2. For the first question we work by contradiction.

Assume there are at most 2 vertices of degrees less or equal than 5. Then $
e = \tfrac{1}
{2} \cdot \left( {\sum\limits_{x \in V\left( G \right)} {\deg \left( x \right)} } \right) \geqslant \tfrac{1}
{2} \cdot \left( {\deg(u)+\deg(w) + 6 \cdot \left( {v - 2} \right)} \right)=
\tfrac{{\deg \left( u \right) + \deg \left( w \right)}}
{2}
+3(v-2)
$
(1) - u and w are the vertices that may have degree less or equal than 5 -

However, if G is planar and $v=|V(G)|\geq{3}$ we have: $
3v - 6 \geqslant e
$
(2) NOw note that (1) and (2) cannot be true simultaneously. -since G is connected-

3. how can I prove it's 5 - colourable?

4. Just use induction to the number of vertices. Remove a vertice with 5 or less edges, make a 5-coloring and then inspect the colors. if the node had less than 5 edges you are done, if the vertice had 5 edges of less than 5 colors ur done.

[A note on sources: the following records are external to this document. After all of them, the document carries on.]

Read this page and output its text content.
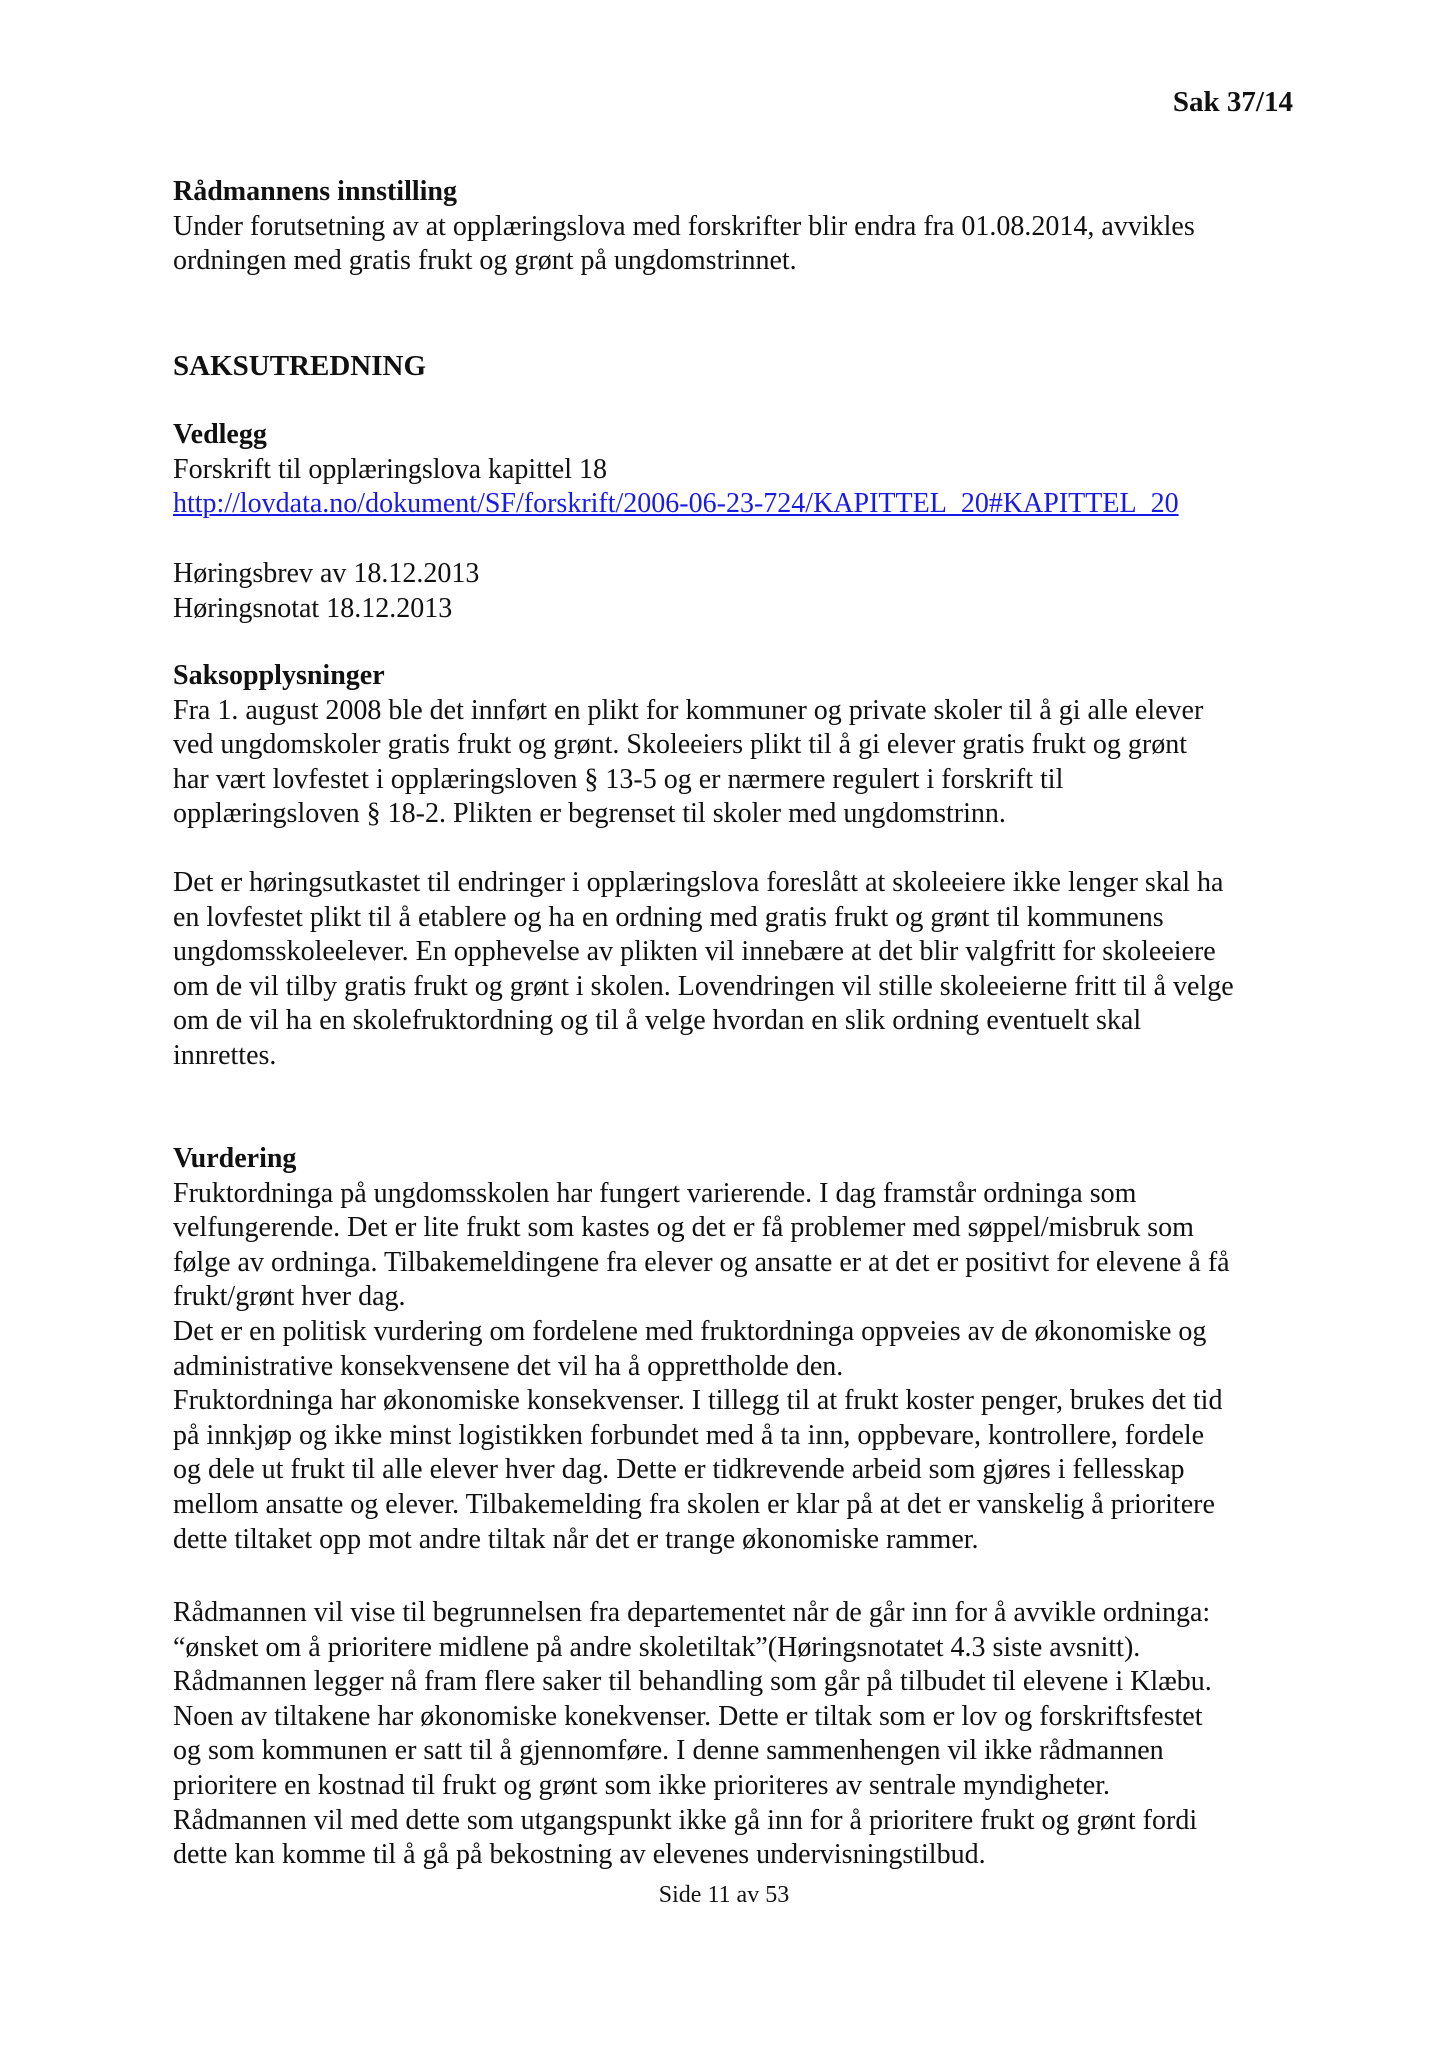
Sak 37/14

Rådmannens innstilling

Under forutsetning av at opplæringslova med forskrifter blir endra fra 01.08.2014, avvikles

ordningen med gratis frukt og grønt på ungdomstrinnet.

SAKSUTREDNING

Vedlegg

Forskrift til opplæringslova kapittel 18

http://lovdata.no/dokument/SF/forskrift/2006-06-23-724/KAPITTEL_20#KAPITTEL_20

Høringsbrev av 18.12.2013

Høringsnotat 18.12.2013

Saksopplysninger

Fra 1. august 2008 ble det innført en plikt for kommuner og private skoler til å gi alle elever

ved ungdomskoler gratis frukt og grønt. Skoleeiers plikt til å gi elever gratis frukt og grønt

har vært lovfestet i opplæringsloven § 13-5 og er nærmere regulert i forskrift til

opplæringsloven § 18-2. Plikten er begrenset til skoler med ungdomstrinn.

Det er høringsutkastet til endringer i opplæringslova foreslått at skoleeiere ikke lenger skal ha

en lovfestet plikt til å etablere og ha en ordning med gratis frukt og grønt til kommunens

ungdomsskoleelever. En opphevelse av plikten vil innebære at det blir valgfritt for skoleeiere

om de vil tilby gratis frukt og grønt i skolen. Lovendringen vil stille skoleeierne fritt til å velge

om de vil ha en skolefruktordning og til å velge hvordan en slik ordning eventuelt skal

innrettes.

Vurdering

Fruktordninga på ungdomsskolen har fungert varierende. I dag framstår ordninga som

velfungerende. Det er lite frukt som kastes og det er få problemer med søppel/misbruk som

følge av ordninga. Tilbakemeldingene fra elever og ansatte er at det er positivt for elevene å få

frukt/grønt hver dag.

Det er en politisk vurdering om fordelene med fruktordninga oppveies av de økonomiske og

administrative konsekvensene det vil ha å opprettholde den.

Fruktordninga har økonomiske konsekvenser. I tillegg til at frukt koster penger, brukes det tid

på innkjøp og ikke minst logistikken forbundet med å ta inn, oppbevare, kontrollere, fordele

og dele ut frukt til alle elever hver dag. Dette er tidkrevende arbeid som gjøres i fellesskap

mellom ansatte og elever. Tilbakemelding fra skolen er klar på at det er vanskelig å prioritere

dette tiltaket opp mot andre tiltak når det er trange økonomiske rammer.

Rådmannen vil vise til begrunnelsen fra departementet når de går inn for å avvikle ordninga:

“ønsket om å prioritere midlene på andre skoletiltak”(Høringsnotatet 4.3 siste avsnitt).

Rådmannen legger nå fram flere saker til behandling som går på tilbudet til elevene i Klæbu.

Noen av tiltakene har økonomiske konekvenser. Dette er tiltak som er lov og forskriftsfestet

og som kommunen er satt til å gjennomføre. I denne sammenhengen vil ikke rådmannen

prioritere en kostnad til frukt og grønt som ikke prioriteres av sentrale myndigheter.

Rådmannen vil med dette som utgangspunkt ikke gå inn for å prioritere frukt og grønt fordi

dette kan komme til å gå på bekostning av elevenes undervisningstilbud.

Side 11 av 53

If the vertice had 5 edges with 5 colors the fact that the K_5 isn't planar saves you, you can smelt two non-connected nodes together, make a 5-coloring, then remove the nodes again and color the removed node in the remaining color.

That's how the 5 coloring proof goes, if you need a proper one with mathematical notation etc. feel free to ask and I'll cook one up.